The bimonthly Maryland Life, which ran articles about places to see and things to do throughout Maryland, made its debut in January 2005 and grew to a circulation of 55,000 to 60,000 per issue, Patrell said. The magazine had offered one-year subscriptions for $14.95, two years for $24.95 or three years for $30.95. Recent online articles included features on a bluegrass music festival in Cumberland, a stay at Cove Point Lighthouse in Lusby and the new Ocean City Center for the Arts.
Some magazine publishers that produce only one title have struggled because "in general, there's no way to balance costs and have economies of scale," said Patti Wolter, an associate professor in the magazine program at the Medill School of Journalism at Northwestern University. Even some of the large magazine companies have had to cut back on titles or staff, she said.
And in general, magazine companies are finding themselves with fewer advertising pages, she said.
"Anybody with a media company right now is competing for ad dollars," Wolter said. "Companies that are doing the advertising are spreading their advertising dollars across a wider variety of places."
Great State Publishing was formed by Patrell and other investors to publish the magazine and website. The magazine had a staff of eight and relied on freelance writers and photographers.
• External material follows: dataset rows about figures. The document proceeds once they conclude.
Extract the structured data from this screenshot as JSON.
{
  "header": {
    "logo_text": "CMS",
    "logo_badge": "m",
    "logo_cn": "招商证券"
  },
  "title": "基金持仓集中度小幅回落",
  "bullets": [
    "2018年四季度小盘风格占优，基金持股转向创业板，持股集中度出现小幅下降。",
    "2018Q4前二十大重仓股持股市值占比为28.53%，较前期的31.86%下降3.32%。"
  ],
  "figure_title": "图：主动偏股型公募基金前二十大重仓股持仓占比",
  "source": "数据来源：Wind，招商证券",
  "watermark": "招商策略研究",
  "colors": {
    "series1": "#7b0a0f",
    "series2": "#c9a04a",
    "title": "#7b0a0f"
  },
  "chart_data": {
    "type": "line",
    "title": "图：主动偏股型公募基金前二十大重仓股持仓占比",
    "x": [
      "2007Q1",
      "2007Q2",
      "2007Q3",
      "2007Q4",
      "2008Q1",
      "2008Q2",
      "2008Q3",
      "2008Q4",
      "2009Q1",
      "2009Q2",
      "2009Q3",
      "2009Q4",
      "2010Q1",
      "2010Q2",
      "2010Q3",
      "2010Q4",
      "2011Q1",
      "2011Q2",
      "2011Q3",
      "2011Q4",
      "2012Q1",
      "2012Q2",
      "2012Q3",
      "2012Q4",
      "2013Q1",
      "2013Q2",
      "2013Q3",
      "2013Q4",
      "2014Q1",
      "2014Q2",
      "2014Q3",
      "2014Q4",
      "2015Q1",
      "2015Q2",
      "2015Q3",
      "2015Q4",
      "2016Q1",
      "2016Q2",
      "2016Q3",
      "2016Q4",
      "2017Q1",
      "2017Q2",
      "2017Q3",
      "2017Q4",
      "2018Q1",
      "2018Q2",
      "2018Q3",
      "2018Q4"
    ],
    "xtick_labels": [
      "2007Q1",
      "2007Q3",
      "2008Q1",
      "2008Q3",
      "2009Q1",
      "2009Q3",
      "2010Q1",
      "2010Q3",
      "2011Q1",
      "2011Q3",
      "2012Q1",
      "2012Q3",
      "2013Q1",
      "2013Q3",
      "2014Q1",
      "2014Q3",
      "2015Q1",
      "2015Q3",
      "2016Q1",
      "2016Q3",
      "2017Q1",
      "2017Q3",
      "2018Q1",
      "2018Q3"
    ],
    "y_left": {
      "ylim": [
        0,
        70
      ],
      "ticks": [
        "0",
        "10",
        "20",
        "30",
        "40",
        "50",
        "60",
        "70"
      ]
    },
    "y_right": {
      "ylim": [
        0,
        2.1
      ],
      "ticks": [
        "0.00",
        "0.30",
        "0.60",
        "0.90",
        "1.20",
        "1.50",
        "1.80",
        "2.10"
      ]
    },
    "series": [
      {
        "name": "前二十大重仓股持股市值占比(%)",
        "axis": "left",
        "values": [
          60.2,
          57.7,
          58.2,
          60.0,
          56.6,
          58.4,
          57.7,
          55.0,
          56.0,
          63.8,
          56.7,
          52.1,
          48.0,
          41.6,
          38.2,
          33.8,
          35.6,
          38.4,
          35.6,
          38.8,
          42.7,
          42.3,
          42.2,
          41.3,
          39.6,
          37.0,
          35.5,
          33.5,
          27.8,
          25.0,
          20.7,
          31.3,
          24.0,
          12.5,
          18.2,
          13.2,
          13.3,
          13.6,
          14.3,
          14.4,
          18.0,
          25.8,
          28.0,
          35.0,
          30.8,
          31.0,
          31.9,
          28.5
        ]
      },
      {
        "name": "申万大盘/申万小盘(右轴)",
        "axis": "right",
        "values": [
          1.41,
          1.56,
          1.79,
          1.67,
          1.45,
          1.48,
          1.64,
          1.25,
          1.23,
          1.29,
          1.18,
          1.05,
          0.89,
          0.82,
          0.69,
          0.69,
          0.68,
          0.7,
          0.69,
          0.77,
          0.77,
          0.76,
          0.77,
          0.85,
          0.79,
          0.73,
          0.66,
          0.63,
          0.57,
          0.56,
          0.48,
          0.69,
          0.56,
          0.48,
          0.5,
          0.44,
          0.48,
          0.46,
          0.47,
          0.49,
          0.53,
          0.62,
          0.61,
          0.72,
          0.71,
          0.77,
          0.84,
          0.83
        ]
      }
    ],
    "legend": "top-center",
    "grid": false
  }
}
The advertising base had shifted from home building and sales in the magazine's early days to tourism, and included advertisers from every county.
Patrell, also the magazine's publisher, said he believed the publication in its eight years had a "tremendous impact on Maryland tourism. We were always focused. Our mission was always to encourage Marylanders … to explore and discover the state around us."
Patrell said he'd been planning to launch a digital version of the magazine for tablet users next month.
On Monday, he said he was focused on closing the magazine and hadn't thought about his next move.
"I'd love obviously to continue this in some form or another," he said.